Member of the Legislative Council of Western Australia
- In office 23 March 1910 – 6 May 1915
- Preceded by: Walter Kingsmill
- Succeeded by: Athelstan Saw
- Constituency: Metropolitan-Suburban Province

Personal details
- Born: 9 November 1860 Adelaide, Colony of South Australia
- Died: 6 May 1915 (aged 54) Peppermint Grove, Western Australia, Australia
- Parent: Henry Gawler (father);
- Relatives: George Gawler grandfather
- Alma mater: University of Adelaide

= Douglas Gawler =

Australian lawyer and politician (1860–1915)

Douglas George Gawler (9 November 1860 – 6 May 1915) was an Australian lawyer and politician who was a member of the Legislative Council of Western Australia from 1910 until his death, representing Metropolitan-Suburban Province.

Gawler was born in Adelaide, South Australia, to Caroline (née Philpot) and Henry Gawler. His grandfather, George Gawler, was the second Governor of South Australia. Gawler attended St Peter's College, Adelaide, and then studied law at the University of Adelaide.
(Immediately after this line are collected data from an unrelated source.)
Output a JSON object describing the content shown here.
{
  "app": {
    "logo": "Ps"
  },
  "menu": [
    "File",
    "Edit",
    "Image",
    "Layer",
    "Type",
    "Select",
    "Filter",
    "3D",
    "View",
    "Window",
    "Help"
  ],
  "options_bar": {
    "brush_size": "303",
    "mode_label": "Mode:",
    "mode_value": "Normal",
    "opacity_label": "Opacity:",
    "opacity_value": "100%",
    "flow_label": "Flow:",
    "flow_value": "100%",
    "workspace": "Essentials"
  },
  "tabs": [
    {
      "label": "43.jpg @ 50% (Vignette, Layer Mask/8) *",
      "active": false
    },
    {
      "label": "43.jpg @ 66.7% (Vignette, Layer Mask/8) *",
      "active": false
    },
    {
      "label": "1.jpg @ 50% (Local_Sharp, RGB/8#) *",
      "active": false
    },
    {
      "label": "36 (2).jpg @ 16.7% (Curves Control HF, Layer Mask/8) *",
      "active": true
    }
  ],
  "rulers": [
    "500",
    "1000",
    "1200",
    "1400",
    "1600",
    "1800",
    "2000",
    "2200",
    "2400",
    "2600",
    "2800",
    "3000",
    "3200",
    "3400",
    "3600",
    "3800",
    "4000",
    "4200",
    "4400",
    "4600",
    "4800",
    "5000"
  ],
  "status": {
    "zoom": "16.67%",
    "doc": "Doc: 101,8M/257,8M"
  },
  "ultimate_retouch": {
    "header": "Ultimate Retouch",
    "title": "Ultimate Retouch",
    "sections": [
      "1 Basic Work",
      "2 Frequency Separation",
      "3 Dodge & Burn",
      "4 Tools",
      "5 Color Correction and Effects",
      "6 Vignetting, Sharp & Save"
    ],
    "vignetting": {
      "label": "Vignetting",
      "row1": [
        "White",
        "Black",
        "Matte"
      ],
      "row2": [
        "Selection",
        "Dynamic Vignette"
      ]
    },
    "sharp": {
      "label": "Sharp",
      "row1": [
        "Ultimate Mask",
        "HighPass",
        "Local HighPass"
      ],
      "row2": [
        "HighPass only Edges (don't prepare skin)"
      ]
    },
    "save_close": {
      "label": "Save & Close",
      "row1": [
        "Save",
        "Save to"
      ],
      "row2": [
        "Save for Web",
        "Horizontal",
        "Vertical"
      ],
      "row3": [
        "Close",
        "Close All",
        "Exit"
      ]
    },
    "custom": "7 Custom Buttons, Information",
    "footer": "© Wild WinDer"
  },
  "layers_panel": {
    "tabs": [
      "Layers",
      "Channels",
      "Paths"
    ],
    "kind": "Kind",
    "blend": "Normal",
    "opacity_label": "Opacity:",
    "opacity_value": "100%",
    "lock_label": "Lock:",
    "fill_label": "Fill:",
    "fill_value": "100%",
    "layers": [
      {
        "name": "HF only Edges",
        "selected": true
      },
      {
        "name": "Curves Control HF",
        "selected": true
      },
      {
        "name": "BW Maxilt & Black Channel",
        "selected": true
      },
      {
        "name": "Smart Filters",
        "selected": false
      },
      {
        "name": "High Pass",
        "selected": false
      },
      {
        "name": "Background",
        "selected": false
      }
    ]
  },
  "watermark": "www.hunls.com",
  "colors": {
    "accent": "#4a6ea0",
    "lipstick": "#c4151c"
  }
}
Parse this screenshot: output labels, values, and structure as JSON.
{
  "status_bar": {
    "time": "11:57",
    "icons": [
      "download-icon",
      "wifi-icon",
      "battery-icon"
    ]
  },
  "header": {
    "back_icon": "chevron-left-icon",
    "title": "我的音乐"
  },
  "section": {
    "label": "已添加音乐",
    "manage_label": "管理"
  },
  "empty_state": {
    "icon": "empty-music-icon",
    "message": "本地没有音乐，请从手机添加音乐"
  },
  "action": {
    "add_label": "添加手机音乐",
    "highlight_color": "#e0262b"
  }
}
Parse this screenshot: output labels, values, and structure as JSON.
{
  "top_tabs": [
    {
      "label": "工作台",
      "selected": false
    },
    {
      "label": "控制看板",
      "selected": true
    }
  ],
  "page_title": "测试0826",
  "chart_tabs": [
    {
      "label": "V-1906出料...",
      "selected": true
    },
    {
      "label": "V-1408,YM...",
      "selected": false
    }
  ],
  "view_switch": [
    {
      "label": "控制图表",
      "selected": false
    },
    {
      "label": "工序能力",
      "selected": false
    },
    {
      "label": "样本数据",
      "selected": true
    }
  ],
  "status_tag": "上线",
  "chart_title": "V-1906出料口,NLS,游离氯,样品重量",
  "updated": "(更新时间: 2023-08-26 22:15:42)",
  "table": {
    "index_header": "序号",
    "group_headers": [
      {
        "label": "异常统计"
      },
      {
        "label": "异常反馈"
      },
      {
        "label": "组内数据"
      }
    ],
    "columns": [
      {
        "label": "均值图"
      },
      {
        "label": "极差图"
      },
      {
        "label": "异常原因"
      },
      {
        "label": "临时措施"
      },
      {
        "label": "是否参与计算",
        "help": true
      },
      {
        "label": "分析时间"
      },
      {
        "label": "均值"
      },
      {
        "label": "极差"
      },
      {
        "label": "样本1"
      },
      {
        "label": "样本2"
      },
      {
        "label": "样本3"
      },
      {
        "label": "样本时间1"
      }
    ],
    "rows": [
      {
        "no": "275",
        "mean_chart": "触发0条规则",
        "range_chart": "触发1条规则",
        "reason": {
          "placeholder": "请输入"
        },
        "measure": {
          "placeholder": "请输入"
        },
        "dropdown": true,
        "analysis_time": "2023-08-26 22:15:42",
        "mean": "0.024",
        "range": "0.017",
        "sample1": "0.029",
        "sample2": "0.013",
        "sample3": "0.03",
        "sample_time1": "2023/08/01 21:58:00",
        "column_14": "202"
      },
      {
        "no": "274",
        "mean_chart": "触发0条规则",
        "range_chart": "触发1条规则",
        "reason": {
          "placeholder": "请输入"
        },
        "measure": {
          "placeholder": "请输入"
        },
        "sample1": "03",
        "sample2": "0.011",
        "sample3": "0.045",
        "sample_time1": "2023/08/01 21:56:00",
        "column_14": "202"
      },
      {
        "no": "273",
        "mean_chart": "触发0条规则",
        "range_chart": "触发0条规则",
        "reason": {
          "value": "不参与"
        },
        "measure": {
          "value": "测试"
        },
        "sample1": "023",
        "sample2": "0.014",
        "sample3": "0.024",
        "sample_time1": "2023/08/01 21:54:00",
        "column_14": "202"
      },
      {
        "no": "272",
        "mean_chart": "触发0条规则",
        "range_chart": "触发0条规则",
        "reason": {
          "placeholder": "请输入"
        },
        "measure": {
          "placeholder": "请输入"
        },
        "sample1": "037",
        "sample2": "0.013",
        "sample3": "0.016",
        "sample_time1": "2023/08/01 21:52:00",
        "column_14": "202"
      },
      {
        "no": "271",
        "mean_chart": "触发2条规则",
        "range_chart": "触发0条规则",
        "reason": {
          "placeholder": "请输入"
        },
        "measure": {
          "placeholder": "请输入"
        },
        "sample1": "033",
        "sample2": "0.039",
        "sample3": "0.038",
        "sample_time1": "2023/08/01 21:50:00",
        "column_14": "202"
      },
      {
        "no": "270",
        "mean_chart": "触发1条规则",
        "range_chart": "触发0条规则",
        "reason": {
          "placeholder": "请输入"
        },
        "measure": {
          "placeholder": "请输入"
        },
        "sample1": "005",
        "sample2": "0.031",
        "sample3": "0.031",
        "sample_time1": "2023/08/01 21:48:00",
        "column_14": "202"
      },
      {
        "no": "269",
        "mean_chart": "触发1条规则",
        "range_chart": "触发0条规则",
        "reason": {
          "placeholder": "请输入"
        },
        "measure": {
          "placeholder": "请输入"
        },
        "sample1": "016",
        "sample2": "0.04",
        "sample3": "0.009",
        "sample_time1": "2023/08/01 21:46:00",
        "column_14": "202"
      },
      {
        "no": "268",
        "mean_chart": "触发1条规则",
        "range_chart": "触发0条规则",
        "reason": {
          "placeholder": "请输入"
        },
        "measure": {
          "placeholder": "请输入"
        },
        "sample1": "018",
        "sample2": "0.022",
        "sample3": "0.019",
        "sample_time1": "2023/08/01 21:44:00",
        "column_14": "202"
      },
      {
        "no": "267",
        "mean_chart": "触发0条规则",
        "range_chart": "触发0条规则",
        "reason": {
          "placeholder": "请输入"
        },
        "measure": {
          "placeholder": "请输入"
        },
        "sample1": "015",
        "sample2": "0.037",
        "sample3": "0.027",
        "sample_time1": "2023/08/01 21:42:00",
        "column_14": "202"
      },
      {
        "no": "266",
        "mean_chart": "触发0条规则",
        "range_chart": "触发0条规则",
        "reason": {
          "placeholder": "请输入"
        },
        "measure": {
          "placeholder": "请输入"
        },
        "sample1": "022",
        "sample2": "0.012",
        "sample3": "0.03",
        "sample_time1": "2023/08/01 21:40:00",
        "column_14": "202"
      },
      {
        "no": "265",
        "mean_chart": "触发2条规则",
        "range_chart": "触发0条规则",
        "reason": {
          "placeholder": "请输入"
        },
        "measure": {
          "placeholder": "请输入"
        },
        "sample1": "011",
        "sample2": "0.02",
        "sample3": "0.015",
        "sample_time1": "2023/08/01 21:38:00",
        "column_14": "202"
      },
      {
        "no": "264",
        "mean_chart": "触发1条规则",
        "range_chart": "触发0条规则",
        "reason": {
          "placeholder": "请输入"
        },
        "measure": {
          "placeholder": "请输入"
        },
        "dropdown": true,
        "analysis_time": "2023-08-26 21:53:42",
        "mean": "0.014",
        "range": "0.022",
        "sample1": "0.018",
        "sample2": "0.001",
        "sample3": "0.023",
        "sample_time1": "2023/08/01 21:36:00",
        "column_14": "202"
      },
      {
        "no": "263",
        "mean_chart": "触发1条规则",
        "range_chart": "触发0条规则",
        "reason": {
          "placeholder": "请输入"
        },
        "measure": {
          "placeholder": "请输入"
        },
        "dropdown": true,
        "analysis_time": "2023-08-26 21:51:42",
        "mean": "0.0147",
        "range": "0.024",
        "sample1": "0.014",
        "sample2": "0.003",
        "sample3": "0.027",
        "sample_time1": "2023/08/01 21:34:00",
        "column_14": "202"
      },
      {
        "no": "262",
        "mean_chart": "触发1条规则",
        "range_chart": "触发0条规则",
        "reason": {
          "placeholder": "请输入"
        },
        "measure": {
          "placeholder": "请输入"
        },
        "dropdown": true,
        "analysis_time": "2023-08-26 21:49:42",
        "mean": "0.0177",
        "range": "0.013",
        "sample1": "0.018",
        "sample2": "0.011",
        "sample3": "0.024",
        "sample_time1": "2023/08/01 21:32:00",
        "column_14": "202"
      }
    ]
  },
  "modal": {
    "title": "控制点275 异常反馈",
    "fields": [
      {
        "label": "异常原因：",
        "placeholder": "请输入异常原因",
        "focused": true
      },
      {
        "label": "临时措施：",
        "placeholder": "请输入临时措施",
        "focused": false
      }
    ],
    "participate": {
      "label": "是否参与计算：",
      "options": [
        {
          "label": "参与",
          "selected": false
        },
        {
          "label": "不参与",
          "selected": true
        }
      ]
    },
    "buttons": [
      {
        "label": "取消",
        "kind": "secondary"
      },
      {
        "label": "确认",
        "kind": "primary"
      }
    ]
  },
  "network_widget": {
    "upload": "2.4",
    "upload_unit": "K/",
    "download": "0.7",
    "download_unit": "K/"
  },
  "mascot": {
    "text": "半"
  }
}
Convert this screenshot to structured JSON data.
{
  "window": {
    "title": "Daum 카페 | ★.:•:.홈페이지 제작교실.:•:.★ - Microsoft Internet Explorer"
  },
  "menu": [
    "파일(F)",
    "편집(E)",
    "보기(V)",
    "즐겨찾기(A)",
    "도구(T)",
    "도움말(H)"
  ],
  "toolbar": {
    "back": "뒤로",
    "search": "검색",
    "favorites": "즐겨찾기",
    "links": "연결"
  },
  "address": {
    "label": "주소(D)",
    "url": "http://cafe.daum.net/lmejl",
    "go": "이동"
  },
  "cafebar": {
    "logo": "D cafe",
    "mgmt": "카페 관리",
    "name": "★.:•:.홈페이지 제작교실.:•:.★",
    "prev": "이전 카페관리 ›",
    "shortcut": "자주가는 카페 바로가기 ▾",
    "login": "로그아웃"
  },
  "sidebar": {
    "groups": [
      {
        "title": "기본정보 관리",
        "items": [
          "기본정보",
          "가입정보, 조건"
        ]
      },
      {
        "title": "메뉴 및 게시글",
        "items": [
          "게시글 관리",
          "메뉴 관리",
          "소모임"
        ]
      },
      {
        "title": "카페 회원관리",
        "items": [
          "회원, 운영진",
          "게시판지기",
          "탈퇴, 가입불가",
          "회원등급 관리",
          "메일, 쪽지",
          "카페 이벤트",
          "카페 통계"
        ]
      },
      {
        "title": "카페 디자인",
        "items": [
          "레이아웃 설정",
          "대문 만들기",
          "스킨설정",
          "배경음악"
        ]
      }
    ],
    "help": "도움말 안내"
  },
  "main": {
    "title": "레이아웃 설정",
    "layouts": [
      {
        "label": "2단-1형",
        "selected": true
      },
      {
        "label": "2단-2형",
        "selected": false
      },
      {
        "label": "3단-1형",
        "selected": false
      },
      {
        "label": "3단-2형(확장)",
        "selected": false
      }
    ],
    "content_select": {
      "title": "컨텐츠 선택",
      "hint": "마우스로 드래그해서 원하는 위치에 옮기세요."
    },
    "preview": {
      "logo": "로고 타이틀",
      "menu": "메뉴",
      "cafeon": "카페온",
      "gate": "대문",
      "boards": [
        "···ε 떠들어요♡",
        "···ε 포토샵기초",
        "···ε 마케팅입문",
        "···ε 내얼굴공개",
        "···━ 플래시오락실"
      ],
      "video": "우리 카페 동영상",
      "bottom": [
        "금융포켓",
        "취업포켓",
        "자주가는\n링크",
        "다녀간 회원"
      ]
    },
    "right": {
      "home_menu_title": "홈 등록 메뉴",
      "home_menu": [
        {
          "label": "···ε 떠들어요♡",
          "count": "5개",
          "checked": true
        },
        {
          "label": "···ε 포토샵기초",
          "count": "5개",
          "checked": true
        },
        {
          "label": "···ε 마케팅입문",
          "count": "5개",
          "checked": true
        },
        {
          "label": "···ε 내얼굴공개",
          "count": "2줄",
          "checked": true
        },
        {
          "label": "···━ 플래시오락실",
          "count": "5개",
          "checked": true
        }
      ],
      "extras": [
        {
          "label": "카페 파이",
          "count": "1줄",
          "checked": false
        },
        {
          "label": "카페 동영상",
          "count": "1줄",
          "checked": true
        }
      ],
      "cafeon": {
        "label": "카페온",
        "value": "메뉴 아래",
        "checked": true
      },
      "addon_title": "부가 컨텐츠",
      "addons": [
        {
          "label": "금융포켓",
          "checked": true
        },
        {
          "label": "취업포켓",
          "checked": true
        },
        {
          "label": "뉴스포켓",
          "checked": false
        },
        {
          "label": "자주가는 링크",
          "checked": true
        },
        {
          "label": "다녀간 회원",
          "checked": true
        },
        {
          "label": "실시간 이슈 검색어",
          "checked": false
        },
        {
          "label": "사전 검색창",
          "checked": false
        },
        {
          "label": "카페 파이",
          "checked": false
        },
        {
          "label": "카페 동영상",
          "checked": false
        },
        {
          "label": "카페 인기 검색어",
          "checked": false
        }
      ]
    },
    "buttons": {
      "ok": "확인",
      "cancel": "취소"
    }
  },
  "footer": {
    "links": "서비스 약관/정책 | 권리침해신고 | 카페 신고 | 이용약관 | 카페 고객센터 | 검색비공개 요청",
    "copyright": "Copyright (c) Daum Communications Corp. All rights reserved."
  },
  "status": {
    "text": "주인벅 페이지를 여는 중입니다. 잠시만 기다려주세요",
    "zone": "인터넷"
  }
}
Gawler was called to the bar in South Australia in 1886, and left for Western Australia later that year, establishing his own firm in Perth. At one time, he was in partnership with Robert Bruce Burnside, a future Supreme Court justice. Having previously served on the Peppermint Grove Road Board for a period, Gawler was elected to parliament at a 1910 Legislative Council by-election, which had been caused by the resignation of Walter Kingsmill. He died in office in May 1915 (aged 54), of typhoid fever. He had married Eva Mary Waldeck in 1893, with whom he had four children.